Mantuve en estos días una discusión con un lector del diario a raíz de cierto tema relacionado con la guerra de las Malvinas. La sección cartas de lectores es ideal para estos casos y me gusta aprovecharla como foro de debate de las ideas. Mucha gente no escribe porque no se la provoca y la provocación es mi deporte favorito. Así se animan, escriben, se enganchan otros y yo mismo vuelvo a polemizar con nuevas provocaciones.
Esta vez, en medio de la discusión principal apareció una secundaria sobre lo que yo llamé “número de la opinión pública” y un lector “mentiras descaradas” o algo así. El número de la opinión pública de desaparecidos durante la última dictadura militar en la Argentina es de 30.000, pero todo el mundo sabe que no llegan a 10.000: son unos 5.000, contando muertos y desaparecidos, para el informe de la Conadep (Comisión Nacional sobre Desaparición de Personas) ¿Son 6.000.000 los judíos muertos por los nazis en la Segunda Guerra Mundial? ¿Cabe un millón de personas en la Plaza de Mayo? Hay un número de la opinión pública que no coincide con el real, pero es verosímil y no agrega ni quita gravedad al hecho. Bastaría con preguntarse qué cambia –por ejemplo la gravedad del delito– si los desaparecidos fueran 30.000, 10.000 ó 5.000. Casi siempre responden a cierta necesidad de maximizar o minimizar el hecho para darle una magnitud peculiar por parte de un sector social que manipula la opinión pública con un criterio más marquetinero que periodístico. Son números metafóricos, no metonímicos.

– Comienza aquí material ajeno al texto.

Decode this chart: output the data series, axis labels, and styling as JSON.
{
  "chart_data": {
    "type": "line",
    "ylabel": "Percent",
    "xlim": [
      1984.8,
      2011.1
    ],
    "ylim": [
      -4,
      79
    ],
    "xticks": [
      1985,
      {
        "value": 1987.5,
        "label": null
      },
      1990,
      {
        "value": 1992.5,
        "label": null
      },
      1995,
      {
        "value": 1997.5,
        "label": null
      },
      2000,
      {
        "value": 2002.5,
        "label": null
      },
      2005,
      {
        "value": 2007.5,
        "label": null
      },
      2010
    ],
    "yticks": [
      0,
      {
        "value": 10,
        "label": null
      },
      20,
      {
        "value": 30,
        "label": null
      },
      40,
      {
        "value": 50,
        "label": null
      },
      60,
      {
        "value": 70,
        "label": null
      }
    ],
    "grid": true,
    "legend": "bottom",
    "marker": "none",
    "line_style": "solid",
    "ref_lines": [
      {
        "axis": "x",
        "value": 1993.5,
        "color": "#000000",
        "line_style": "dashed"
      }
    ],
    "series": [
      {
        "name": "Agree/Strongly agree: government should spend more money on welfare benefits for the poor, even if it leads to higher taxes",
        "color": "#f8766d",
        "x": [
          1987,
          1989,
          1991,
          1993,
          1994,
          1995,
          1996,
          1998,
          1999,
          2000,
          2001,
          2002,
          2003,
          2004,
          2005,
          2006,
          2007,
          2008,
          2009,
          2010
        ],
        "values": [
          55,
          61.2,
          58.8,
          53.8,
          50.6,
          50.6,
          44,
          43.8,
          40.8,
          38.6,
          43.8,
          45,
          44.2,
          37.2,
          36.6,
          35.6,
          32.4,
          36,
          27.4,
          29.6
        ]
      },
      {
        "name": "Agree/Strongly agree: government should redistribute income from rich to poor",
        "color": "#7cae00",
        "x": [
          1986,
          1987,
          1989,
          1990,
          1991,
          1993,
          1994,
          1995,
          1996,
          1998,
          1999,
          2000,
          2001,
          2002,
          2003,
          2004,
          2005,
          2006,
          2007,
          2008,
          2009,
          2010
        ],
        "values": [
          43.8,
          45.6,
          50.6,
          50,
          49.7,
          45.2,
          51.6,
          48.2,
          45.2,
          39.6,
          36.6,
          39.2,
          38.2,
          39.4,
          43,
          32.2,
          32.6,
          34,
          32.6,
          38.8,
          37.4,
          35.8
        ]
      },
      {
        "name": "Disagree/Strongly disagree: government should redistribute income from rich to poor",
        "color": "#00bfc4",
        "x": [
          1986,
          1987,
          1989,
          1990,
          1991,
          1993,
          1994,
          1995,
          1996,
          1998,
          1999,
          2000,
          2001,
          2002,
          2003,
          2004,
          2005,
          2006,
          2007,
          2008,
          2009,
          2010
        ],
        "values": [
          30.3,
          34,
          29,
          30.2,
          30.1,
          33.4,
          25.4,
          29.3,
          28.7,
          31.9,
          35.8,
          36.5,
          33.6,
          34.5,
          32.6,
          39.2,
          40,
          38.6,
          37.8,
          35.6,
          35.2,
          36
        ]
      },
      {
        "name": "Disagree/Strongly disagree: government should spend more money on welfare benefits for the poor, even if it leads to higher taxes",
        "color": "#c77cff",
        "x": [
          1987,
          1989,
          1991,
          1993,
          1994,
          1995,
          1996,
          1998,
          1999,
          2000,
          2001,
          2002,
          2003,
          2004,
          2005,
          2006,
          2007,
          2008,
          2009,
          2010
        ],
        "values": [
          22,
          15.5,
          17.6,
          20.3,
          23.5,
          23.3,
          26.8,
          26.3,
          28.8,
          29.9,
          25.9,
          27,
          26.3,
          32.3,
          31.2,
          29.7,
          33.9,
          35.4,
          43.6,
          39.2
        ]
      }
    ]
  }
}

En los cálculos más pesimistas no murieron más de 500.000 españoles en la Guerra Civil de 1936/1939. Pero Un millón de muertos fue el título del segundo libro de la trilogía sobre la guerra de José María Jironella, y ahí quedó el millón. Pero el mismo Jironella explica en el prólogo que el número es simbólico: representa a los muertos y a los que mataron a los muertos, que en vida están tan muertos como los de verdad.
El problema es para la verdad porque, una vez establecido un número erga omnes, no se puede usar otro porque no se entiende. Es el caso del rinoceronte de Durero. Lo pintó tal como se lo describieron, muy bonito, pero no era un rinoceronte. El problema es que casi toda Europa renacentista y moderna lo reprodujo y reconoció como el rinoceronte. Cuando al cabo del tiempo la genta lo vio en los zoológicos le pareció un animal familiar, pero no el verdadero rinoceronte, el de las capas blindadas como una armadura, que había dibujado Durero:
Los números de la opinión pública son como el rinoceronte de Durero.